# Notation for HMM algorithms

I was exposed briefly to Hidden Markov Models (HMMs) as an undergraduate, but now as a graduate student I have revisited HMMs in much more detail (I need to know it “forward” and “backward”, if you catch my drift). Our instructor taught us with very simple examples (two hidden states, very short sequences) and in each case, the notation he used was specific to each example. This made it easy to grasp the concepts initially, but I’m not sure I would have been able to implement more complicated HMMs with only that notation to help me. In preparing for a recent exam, however, I’ve finally come across some notation that is more generalizable. I’ll use it here to describe the forward, backward, and Viterbi algorithms.

## Terminology

First let us provide some formal definitions. We have an observed sequence $O = (O_1 O_2 ... O_N)$ where $O_i \in A = \{ a_1 a_2 ... a_r \}$ for all $i \in 1,2,...,N$. For each $O_i$, there is an unobserved state $Q_i \in S = \{ S_1, S_2, ..., S_s \}$ forming the corresponding hidden state sequence $Q = (Q_1 Q_2 ... Q_N)$. Additionally we define initial state probabilities $\pi$ (where $\pi_{S_i}$ is the probability of starting a sequence in state $S_i$), transition probabilities $\tau$ (where $\tau_{S_i S_j}$ is the probability of moving from state $S_i$ to state $S_j$), and emission (or output) probabilities $\theta$ (where $\theta_{a_i | S_j}$ is the probability of observing the symbol $a_i$ given that we know the corresponding hidden state is $S_j$).

## Forward algorithm

The forward algorithm provides the most straightforward way to determine the probability of an observed sequence given the HMM (i.e. $Prob\{O_1 O_2 ... O_N\}$). This algorithm introduces a probability $F_{i,j} = Prob\{O_1 O_2 ... O_i, Q_i = S_j\}$, which we can conceptualize as an $s \times N$ matrix. We initialize the first column of this matrix like so.

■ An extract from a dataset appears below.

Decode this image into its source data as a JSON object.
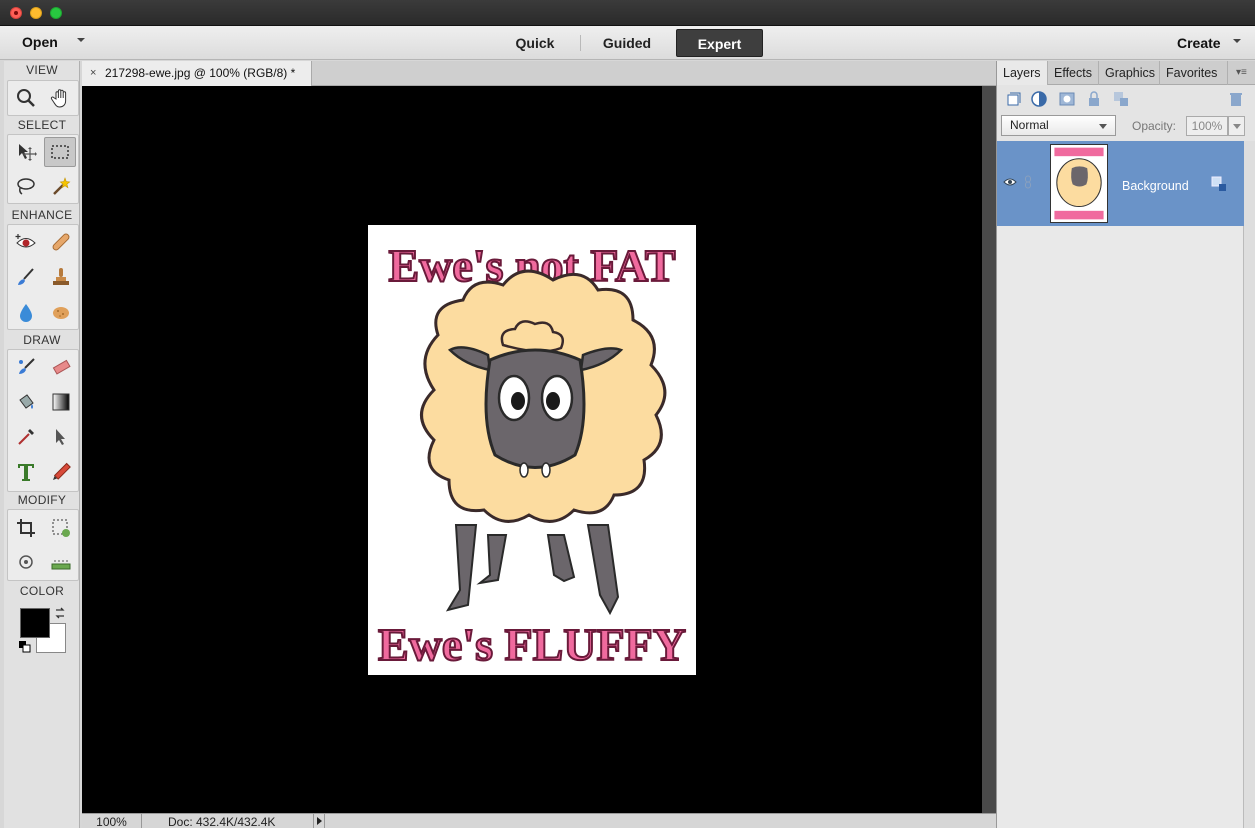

$F_{1,j} = \pi_{S_j}\theta_{O_1 | S_j}$

We can then continue to fill out the rest of the matrix using the following recurrence.

$F_{i,j} = \sum_{k=1}^{s} F_{i-1,k} \tau_{S_k S_j} \theta_{O_i | S_j}$

Once the matrix is filled out, we can get our desired probability $Prob\{O\} = Prob\{O_1 O_2 ... O_N\}$ by summing over the values in the last column of the matrix.

$Prob\{O\} = \sum_{k=1}^{s} F_{N, k}$

## Backward algorithm

The backward algorithm can also be used to find the probability of an observed sequence, but it is most useful in combination with the forward algorithm to determine the probability of a state at a specific position given an output sequence.

The backward algorithm introduces a probability $B_{i,j} = Prob\{O_{i+1} O_{i+2} ...O_N | Q_i = S_j\}$, which we can also conceptualize as an $s \times N$ matrix. We first initialize the last column of the matrix like so.

$B_{N, j} = 1$

Then, as the algorithm’s name suggests, we work backwards to fill out the rest of the matrix using the following recurrence.

$B_{i,j} = \sum_{k=1}^{s} B_{i+1,k}\tau_{S_j S_k}\theta_{O_{i+1}|S_k}$

## Viterbi algorithm

The Viterbi algorithm is a slight variation of the forward algorithm that answers a slightly different question: what is the most probable hidden state sequence given an observed sequence (in formal terms, which hidden state sequence $Q$ maximizes the probability $Prob\{Q | O\}$)?

Here we introduce another probability which we can conceptualize as an $s \times N$ matrix.

$V_{i,j} = \max_{Q_1...Q_i}Prob\{O_1 ... O_i, Q_1 ... Q_{i-1}, Q_i = S_j\}$

We initialize this matrix exactly the same way we do in the forward algorithm.

$V_{1,j} = \pi_{S_j}\theta_{O_1 | S_j}$

We then continue to fill out the rest of the matrix using the following recurrence.

$V_{i,j} = \theta_{O_i | S_j} \max_{k=\{1 ... s\}}V_{i-1,k}\tau_{S_k S_j}$

We also maintain a matrix of pointers $V'$ where $V'_{i,j}$ indicates the value of k which maximizes $V_{i-1,k}\tau_{S_k S_j}$ (used for backtracing). To find the most probable hidden state sequence, identify the highest value in the last column of the matrix (or $\max_{j=1 ... s} V_{N,j}$) and use the matrix of pointers $V'$ to trace backward and identify the sequence of states that produced the maximal probability.